By Ben Paulos
Resilient home
California is suffering its worst fire season ever, with over 4 million acres burned this year alone. In EBCE’s service area, PG&E is continuing to implement Public Safety Power Shutoff (PSPS) events, proactively shutting off power to thousands of customers to prevent accidental wildfires.
While power shutoff events may reduce community risk to wildfires they can also deeply impact residents and businesses. This is especially true with the most vulnerable customers, such as those that are low-income, elderly, or dependent on powered medical equipment, for whom reliable electricity service can be a matter of life or death.
To help customers prepare for outages, as well as provide services to the grid every day, EBCE has launched the Resilient Home program. Partnering with solar and storage developer Sunrun, the program aims to deploy over 1,000 battery backup systems, with five megawatts of residential storage capacity.
The program also enables residents to share power from their batteries with EBCE when the grid is operating normally. Customers can let Sunrun control their battery to export power to the grid to help manage peak demand, and earn a one-time payment of $1,250.
At least 20% of program installations will be located in disadvantaged and low-income communities, or serve customers on financial assistance programs or reliant on medical equipment. Since the program launched in August more than 700 residents in Alameda County have registered for the Resilient Home program to see if a new solar + battery backup system is a good fit for their home.
The swiss army knife of energy
Batteries are multi-purpose — the Swiss army knife of energy — able to provide a variety of services to the customer as well as to the grid. For the customer, batteries can provide backup power when the grid goes down, shift power from off-peak to on-peak periods to take advantage of lower rates, and cut demand charges for business customers.
For the grid, batteries can provide frequency response (helping the system stay at a steady 60 cycles per second), load following (charging or discharging to help smooth out demand), and capacity. They can also be part of a “mini-grid” or “micro-grid” system, working with solar and other generators to power a building or campus.
The sweet spot is when a battery can provide multiple services. To do this, they have to be located behind the meter, on the customer’s premises. If the grid goes down, the customer can “island” and operate independently. When the grid is up, the batteries can help serve the grid and the customer.
Due to complicated rules about distributed resources, the Resilient Home offering will capture some, but not all of these values. To simplify matters, batteries enrolled in the Resilient Home grid services program will be discharged on a regular schedule every day to help EBCE manage the early evening hours. As the sun goes down, solar output fades, but demand stays high for a while, as air conditioners continue to run and lights come on. The batteries will be set to discharge in that 5:00 to 9:00 pm slot. They will always stay at least 20% charged in case there is an outage at night.
How a solar + storage system can work with a single customer: excess solar generation during the day is stored in the battery until evening, when solar fades. The battery discharges at night to reduce purchases from the grid during peak rate hours.
That time slot also coincides with the customer’s peak energy prices. Many customers (and all solar customers) are on time-of-use rates, with higher prices during peak hours. As their solar output fades at sunset, customers buy power from the grid at prices that are higher until late evening. The battery will discharge then (the yellow region in the figure) reducing consumption from the grid and saving money.
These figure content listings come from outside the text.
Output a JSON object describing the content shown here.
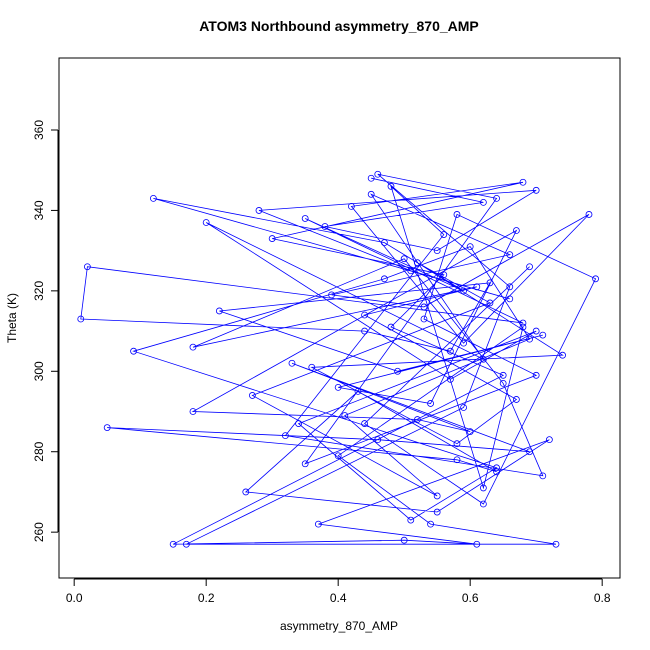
{
  "chart_data": {
    "type": "line",
    "markers": "open-circle",
    "title": "ATOM3 Northbound asymmetry_870_AMP",
    "x_label": "asymmetry_870_AMP",
    "y_label": "Theta (K)",
    "color": "#0000ff",
    "xlim": [
      -0.023,
      0.827
    ],
    "ylim": [
      248.6,
      377.9
    ],
    "xticks": [
      {
        "value": 0,
        "label": "0.0"
      },
      0.2,
      0.4,
      0.6,
      0.8
    ],
    "yticks": [
      260,
      280,
      300,
      320,
      340,
      360
    ],
    "x": [
      0.45,
      0.62,
      0.38,
      0.55,
      0.7,
      0.28,
      0.51,
      0.66,
      0.12,
      0.47,
      0.59,
      0.35,
      0.68,
      0.02,
      0.01,
      0.44,
      0.57,
      0.63,
      0.22,
      0.49,
      0.71,
      0.4,
      0.54,
      0.67,
      0.18,
      0.52,
      0.6,
      0.33,
      0.69,
      0.46,
      0.05,
      0.58,
      0.64,
      0.43,
      0.26,
      0.55,
      0.72,
      0.37,
      0.61,
      0.5,
      0.15,
      0.65,
      0.48,
      0.56,
      0.3,
      0.68,
      0.42,
      0.59,
      0.78,
      0.53,
      0.39,
      0.66,
      0.45,
      0.62,
      0.2,
      0.57,
      0.7,
      0.34,
      0.51,
      0.64,
      0.09,
      0.47,
      0.6,
      0.69,
      0.41,
      0.55,
      0.27,
      0.63,
      0.52,
      0.74,
      0.36,
      0.58,
      0.67,
      0.44,
      0.61,
      0.18,
      0.5,
      0.65,
      0.71,
      0.32,
      0.56,
      0.48,
      0.62,
      0.68,
      0.4,
      0.54,
      0.73,
      0.17,
      0.59,
      0.66,
      0.46,
      0.64,
      0.35,
      0.7,
      0.53,
      0.58,
      0.79,
      0.62,
      0.44,
      0.69
    ],
    "values": [
      348,
      342,
      336,
      330,
      345,
      340,
      325,
      318,
      343,
      332,
      320,
      338,
      312,
      326,
      313,
      310,
      305,
      322,
      315,
      300,
      309,
      296,
      292,
      335,
      290,
      288,
      285,
      302,
      280,
      283,
      286,
      278,
      275,
      295,
      270,
      265,
      283,
      262,
      257,
      258,
      257,
      299,
      311,
      324,
      333,
      347,
      341,
      307,
      339,
      316,
      319,
      329,
      344,
      303,
      337,
      298,
      310,
      287,
      263,
      276,
      305,
      323,
      331,
      308,
      289,
      269,
      294,
      317,
      327,
      304,
      301,
      282,
      293,
      314,
      321,
      306,
      328,
      297,
      274,
      284,
      334,
      346,
      271,
      311,
      279,
      262,
      257,
      257,
      291,
      321,
      349,
      343,
      277,
      299,
      313,
      339,
      323,
      267,
      287,
      326
    ]
  }
}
Win-winning with batteries
For EBCE as a whole, the price dynamics are similar, with higher costs in the evening peak hours for both energy and capacity.
All power providers are required to maintain reserves of sufficient capacity, called resource adequacy or RA, to make sure there is enough capacity to meet their demand at all times. They even need to have a little extra, to deal with unexpected demand or grid problems. EBCE contracts with power suppliers, most often using gas-fired power plants, to provide the necessary capacity.
But capacity services can also be supplied by batteries. EBCE has already signed contracts with integrated solar and grid-scale battery systems, to provide wholesale power services, and is partnering on the Oakland Clean Energy Initiative to replace an old power plant in Jack London Square with batteries.
EBCE can count these projects and the Resilient Home batteries against the load forecast filed with the California Energy Commission, reducing the need to buy it from other suppliers. Behind-the-meter batteries are counted as reductions to demand during peak hours.
Counting the RA value of distributed batteries is a win-win proposition that benefits both EBCE’s customers and the grid as a whole, helping keep EBCE’s investments local to create jobs and enhance the resilience of our community.
Even the companies involved are local, as Sunrun is based in San Francisco and the batteries are being provided by Fremont-based Tesla. (Sunrun is also offering smaller batteries from LG Chem, a Korean company, as an option for homeowners interested in partial backup.) Since solar + battery backup systems have vast potential for resilient energy applications all around the world (PDF), EBCE’s Resilient Home is serving as a local proving ground for broad replication.
JP Ross, Vice President of Local Development, Electrification and Innovation for EBCE, says early marketing efforts are going well. “So far we have over 700 eligible registrations and 100 sales in the pipeline, with a goal of 1000 installations,” says Ross.
EBCE is working with its local government partners to conduct outreach to residents, and held virtual workshops in September and October.
“The fire season is well underway, and that is boosting interest,” he adds.